El conde clavó los ojos, en los que se podía leer una fría cólera, en su hijo. David creyó ver, además de inquietud, miedo en los ojos verdes que Raymond bajó avergonzado.
– No, hijo, no me gustan los nazis -respondió Ferdinand mirando al conde en vez de al niño.
– ¡Qué ocurrencias tienes, Raymond! -terció el abogado.
El mayordomo entró en el comedor anunciando que el café estaba servido en el salón, lo que supuso un alivio para todos los comensales, que se habían quedado mudos.
De camino al salón Ferdinand se acercó al conde.
– Señor, creo que es mejor que mi hijo y yo nos marchemos. No quiero incomodarle más con mi presencia, ni a usted ni a sus invitados. Si su chófer nos puede acercar a Carcasona estoy seguro que encontraremos un hotel donde pasar la noche…

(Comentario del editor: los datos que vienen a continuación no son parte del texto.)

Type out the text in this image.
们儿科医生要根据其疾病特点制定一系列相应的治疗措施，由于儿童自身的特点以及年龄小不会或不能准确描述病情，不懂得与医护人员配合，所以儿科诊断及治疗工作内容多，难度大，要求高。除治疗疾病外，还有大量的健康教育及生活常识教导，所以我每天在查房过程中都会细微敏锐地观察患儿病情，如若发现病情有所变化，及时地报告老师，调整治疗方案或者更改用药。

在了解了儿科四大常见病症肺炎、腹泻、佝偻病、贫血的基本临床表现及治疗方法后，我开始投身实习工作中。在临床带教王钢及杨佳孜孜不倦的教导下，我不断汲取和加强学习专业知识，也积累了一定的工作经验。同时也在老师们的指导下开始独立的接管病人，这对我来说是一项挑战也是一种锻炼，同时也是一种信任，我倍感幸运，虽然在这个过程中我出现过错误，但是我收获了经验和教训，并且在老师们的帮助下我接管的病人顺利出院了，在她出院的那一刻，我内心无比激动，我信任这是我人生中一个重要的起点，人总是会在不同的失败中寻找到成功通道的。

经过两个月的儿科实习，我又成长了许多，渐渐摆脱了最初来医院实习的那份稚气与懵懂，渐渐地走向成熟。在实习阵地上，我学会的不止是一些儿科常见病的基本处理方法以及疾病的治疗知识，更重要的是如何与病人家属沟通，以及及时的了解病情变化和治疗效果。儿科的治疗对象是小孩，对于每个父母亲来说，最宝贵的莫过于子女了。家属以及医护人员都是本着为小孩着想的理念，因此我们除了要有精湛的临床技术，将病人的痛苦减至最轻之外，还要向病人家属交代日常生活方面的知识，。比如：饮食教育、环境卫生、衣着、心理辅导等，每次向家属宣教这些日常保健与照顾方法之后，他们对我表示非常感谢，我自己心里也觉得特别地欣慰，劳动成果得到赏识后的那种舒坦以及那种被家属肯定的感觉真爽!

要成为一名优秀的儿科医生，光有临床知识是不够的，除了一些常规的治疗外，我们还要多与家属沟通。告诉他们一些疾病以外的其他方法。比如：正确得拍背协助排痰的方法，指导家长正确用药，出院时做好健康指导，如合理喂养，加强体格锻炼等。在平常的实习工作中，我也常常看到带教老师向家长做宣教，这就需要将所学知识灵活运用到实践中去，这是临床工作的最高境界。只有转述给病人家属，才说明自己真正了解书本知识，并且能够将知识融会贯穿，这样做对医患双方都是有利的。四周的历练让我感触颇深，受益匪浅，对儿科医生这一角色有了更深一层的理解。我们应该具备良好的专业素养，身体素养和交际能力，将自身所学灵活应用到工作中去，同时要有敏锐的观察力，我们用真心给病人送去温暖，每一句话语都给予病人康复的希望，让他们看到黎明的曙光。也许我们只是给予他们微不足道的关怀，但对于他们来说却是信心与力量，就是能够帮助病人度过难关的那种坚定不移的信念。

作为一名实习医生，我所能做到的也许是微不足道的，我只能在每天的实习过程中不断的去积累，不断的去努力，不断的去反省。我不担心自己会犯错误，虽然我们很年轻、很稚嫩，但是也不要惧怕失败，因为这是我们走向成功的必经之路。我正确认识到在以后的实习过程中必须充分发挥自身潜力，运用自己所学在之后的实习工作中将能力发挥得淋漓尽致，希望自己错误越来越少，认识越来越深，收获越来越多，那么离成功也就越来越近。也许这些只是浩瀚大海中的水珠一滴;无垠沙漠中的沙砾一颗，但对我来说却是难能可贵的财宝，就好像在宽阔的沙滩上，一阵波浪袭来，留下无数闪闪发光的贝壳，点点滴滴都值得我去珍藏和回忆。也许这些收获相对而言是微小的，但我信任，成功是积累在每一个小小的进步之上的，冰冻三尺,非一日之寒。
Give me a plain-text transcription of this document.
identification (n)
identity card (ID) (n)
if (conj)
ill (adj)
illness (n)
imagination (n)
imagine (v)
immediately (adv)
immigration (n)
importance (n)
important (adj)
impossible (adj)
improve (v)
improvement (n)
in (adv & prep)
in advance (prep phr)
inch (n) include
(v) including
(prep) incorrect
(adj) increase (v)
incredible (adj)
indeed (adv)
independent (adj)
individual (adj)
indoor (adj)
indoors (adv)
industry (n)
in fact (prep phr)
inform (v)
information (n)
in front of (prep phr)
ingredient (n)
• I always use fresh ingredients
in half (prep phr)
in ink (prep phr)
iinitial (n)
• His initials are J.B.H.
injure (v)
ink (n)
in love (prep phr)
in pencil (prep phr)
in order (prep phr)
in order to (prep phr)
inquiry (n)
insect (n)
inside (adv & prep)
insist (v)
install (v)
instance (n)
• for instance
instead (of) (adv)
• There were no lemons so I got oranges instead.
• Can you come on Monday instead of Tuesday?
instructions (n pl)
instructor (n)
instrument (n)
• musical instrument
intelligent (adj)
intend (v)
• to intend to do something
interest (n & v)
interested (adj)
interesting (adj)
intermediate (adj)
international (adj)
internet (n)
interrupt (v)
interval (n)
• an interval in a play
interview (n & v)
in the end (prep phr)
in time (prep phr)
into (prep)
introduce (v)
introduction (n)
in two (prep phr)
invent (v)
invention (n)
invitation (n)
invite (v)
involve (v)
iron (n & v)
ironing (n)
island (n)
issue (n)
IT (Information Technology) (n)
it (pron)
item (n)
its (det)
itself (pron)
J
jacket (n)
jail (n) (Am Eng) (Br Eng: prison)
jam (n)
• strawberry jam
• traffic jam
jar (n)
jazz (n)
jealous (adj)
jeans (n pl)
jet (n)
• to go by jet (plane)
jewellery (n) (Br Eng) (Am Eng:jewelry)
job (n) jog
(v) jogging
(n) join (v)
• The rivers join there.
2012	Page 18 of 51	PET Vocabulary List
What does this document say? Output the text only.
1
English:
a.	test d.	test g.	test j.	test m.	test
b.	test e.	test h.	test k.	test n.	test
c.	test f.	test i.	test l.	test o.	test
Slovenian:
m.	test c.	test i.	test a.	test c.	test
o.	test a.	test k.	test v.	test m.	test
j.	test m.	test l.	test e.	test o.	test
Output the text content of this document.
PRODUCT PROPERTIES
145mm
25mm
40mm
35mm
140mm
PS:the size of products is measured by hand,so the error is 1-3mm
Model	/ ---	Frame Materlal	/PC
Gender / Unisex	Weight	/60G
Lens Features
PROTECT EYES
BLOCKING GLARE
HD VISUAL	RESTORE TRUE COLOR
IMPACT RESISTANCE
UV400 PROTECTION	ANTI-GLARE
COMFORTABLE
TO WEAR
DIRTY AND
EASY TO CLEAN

– ¡Por favor, profesor! ¿Por quién me toma? Usted es mi invitado y tiene todo el derecho a manifestar sus opiniones. Me ofendería que se fuera. Mañana mi chófer le llevará a la estación, como tenía previsto. En cuanto al comentario de mi hijo… Espero que no se lo tome en serio, es un niño, escucha conversaciones y no entiende bien su significado. No me gustaría que se hiciera una idea equivocada de nosotros…
Ferdinand no se atrevió a decirle que se sentía incómodo, pero temió ser grosero si insistía en marcharse. Quizá había sido la declaración de la baronesa Von Steiner decantándose por Hitler.
La conversación se relajó mientras tomaban café y coñac, aunque Ferdinand no podía evitar seguir tenso.
El conde pidió a Ferdinand que explicara el alcance de los pergaminos a sus invitados.
Arnaud hizo una descripción apasionada de la Crónica de fray Julián, y habló de éste como si fuera un amigo.
– ¿Y cómo conservó su familia esos pergaminos? -quiso saber la baronesa Von Steiner.